Но благодаря Константину Симонову, замолвившему слово за Смелякова, ему удалось вновь воскреснуть. Вскоре его уже печатал «Новый мир», а в 1948 году вышла книга «Кремлевские ели». Он писал правильные стихи. В переполненных патетикой стихотворениях «Наш герб» и «Мое поколение» нет и намека на пережитые автором горести. Все как будто бы шло хорошо. Смеляков активно работал, зарабатывал в основном переводами национальных поэтов. Его часто можно было встретить в ресторане ЦДЛ... Но все опять сорвалось в тот злополучный августовский вечер 1951 года.
На следующее утро, зайдя в «Литературную газету» к Семену Гудзенко, Константин Ваншенкин узнал от него, что «ночью взяли Ярослава». Опытные люди пояснили, почему Смелякова взяли только после ухода Ваншенкина и Винокурова – с ними пришлось бы возиться, вносить в протокол.
А Смеляков вскоре оказался «в казенной шапке, в лагерном бушлате, полученном в интинской стороне, без пуговиц, но с черною печатью, поставленной чекистом на спине». Эти строки были написаны им в 1953 году, в заполярной Инте, печально прославившейся своими лагерями. Упоминаемая черная печать – это лагерный номер Смелякова: Л-222.
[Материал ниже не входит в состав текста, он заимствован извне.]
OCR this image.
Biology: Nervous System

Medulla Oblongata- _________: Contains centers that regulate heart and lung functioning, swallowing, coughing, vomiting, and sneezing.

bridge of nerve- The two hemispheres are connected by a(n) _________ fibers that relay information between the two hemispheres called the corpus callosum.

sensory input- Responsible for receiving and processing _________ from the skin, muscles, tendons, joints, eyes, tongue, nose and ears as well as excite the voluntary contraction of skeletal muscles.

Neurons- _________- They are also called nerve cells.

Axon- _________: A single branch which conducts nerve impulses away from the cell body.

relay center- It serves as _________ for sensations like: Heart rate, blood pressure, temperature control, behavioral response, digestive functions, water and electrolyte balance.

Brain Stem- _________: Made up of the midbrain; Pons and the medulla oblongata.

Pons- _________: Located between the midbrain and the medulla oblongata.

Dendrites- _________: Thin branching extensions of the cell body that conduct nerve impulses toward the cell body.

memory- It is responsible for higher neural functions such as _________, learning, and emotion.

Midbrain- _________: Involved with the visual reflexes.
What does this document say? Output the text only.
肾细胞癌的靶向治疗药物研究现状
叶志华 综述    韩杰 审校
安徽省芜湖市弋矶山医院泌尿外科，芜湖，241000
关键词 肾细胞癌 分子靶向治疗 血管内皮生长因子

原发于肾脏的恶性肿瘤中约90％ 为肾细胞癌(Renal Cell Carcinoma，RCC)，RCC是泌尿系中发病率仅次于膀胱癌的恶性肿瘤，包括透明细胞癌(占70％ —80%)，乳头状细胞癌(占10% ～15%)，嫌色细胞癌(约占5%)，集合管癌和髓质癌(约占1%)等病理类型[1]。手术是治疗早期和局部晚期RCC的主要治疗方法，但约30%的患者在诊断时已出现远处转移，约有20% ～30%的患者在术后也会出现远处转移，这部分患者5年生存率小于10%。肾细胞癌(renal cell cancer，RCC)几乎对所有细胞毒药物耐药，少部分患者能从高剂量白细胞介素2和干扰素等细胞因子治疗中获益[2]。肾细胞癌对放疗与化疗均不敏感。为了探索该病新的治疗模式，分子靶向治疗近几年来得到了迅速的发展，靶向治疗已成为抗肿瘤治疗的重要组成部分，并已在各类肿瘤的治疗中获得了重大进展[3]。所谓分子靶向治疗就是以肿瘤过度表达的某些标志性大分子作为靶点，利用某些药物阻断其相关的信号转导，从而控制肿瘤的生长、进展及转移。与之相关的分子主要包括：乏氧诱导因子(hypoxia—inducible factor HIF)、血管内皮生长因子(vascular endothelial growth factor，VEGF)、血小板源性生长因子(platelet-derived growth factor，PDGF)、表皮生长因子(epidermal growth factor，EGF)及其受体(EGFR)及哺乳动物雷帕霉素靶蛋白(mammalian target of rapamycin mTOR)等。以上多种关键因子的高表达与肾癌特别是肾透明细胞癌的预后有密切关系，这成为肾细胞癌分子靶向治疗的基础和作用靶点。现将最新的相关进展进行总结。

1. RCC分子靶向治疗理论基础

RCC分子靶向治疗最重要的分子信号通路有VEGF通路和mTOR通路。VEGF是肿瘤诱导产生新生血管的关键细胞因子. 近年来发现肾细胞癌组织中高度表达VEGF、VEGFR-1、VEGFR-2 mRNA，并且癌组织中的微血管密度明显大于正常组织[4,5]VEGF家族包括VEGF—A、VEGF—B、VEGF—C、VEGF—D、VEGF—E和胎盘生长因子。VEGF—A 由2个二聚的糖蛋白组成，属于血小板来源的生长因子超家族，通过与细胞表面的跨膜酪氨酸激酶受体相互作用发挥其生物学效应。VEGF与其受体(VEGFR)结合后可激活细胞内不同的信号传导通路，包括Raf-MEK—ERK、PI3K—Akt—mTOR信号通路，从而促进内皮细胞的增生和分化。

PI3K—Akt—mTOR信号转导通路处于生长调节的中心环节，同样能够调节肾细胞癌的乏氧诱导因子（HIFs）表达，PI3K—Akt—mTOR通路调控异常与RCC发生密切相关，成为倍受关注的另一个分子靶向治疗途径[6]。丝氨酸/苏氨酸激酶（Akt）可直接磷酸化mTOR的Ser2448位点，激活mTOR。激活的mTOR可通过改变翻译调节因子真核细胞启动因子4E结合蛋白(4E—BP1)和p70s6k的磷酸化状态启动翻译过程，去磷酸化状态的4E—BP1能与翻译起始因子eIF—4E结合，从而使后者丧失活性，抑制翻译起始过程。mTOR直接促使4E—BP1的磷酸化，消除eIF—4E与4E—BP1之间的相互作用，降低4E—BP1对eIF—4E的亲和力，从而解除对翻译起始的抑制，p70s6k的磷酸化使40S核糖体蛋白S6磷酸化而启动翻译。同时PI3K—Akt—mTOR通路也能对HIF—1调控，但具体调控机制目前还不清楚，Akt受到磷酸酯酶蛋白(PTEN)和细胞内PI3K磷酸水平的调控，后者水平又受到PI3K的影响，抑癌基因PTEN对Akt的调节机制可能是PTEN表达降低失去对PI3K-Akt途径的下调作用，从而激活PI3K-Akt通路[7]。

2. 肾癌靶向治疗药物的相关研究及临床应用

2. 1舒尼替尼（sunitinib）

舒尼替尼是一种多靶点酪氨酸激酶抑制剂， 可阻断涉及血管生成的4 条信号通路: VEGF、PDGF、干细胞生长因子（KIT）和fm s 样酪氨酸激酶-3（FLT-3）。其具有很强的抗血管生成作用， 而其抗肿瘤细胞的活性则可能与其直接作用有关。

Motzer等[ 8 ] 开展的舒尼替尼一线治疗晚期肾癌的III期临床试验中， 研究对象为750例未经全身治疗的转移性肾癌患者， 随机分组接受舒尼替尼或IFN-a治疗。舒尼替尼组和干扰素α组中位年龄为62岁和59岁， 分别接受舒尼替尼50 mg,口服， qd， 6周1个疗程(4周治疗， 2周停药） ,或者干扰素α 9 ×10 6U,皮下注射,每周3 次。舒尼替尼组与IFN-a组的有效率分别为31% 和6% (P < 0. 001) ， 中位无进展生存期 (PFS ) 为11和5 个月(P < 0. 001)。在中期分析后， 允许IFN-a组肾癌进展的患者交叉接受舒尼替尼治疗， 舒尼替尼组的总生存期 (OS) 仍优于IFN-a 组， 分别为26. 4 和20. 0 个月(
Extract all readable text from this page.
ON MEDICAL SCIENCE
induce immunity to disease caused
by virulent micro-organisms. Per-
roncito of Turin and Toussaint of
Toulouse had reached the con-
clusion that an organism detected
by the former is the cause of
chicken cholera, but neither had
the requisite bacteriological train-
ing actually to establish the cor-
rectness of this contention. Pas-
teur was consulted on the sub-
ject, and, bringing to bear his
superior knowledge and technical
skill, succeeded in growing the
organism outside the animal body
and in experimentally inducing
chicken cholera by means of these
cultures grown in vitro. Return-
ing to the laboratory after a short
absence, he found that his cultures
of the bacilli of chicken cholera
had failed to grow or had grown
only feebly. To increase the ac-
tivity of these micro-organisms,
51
Смеляков сидел вместе с будущими сценаристами Дунским и Фридом (их «преступления» тоже связаны с Арбатом – они якобы хотели покуситься на жизнь товарища Сталина, проезжавшего здесь; правда, их окна выходили в переулок, но следователей это не смутило). В их памяти Смеляков «остался тонким, тактичным и, даже больше того, нежным человеком». В лагерной многотиражке «Уголь стране» он вел своеобразный семинар поэзии для заключенных. Просидел Смеляков до 1955 года, возвратившись домой по амнистии (еще не реабилитированный), в огромном потоке освобожденных из тюрем людей: «До Двадцатого до съезда жили мы по простоте безо всякого отъезда в дальнем городе Инте┘»
Смеляков вернулся в уже пустую квартиру (жена Дуся заочно развелась с ним, выйдя замуж за жокея московского ипподрома Бондаревского). Зато к нему вновь пришли Ваншенкин с Винокуровым, и Ярослав Васильевич стал вспоминать тот августовский вечер 1951 года «с необыкновенной точностью, с хмурой веселостью, с какой-то мрачной наивностью».
Больше Смелякова не сажали. Он много писал, печатался, «и стал теперь в президиумы вхож». Как запоздалый жидкий дождичек, что без пользы льется на раскаленную солнцем землю, посыпались на Смелякова ордена и прочие государственные отметины. За сборник «День России» (1967) ему дали Госпремию СССР.
Умер Смеляков еще нестарым человеком, месяц не дожив до шестидесятилетия. Не прибавила здоровья Ярославу Васильевичу ни новая жена, ни новая квартира на Ломоносовском проспекте, ни бывшая фадеевская дача, на которой он жил в Переделкине. А наиболее пронзительные стихи увидели свет уже после его смерти, в перестройку. И среди них выделяется одно – о его первом следователе:
В какой обители московской,
в довольстве сытом иль нужде
сейчас живешь ты, мой Павловский,
мой крестный из НКВД?
┘
Я унижаться не умею
и глаз от глаз не отведу,
зайди по-дружески, скорее.
Зайди. А то я сам приду.
Кажется, что все круги ада прошел этот человек: война, плен, лагеря, но не утратил человеческого достоинства. Была бы моя воля, установил бы на этом арбатском доме памятную доску с такими словами: «Здесь в третий раз арестовали поэта Ярослава Смелякова». Чтобы не забывали. И поэта, и его время.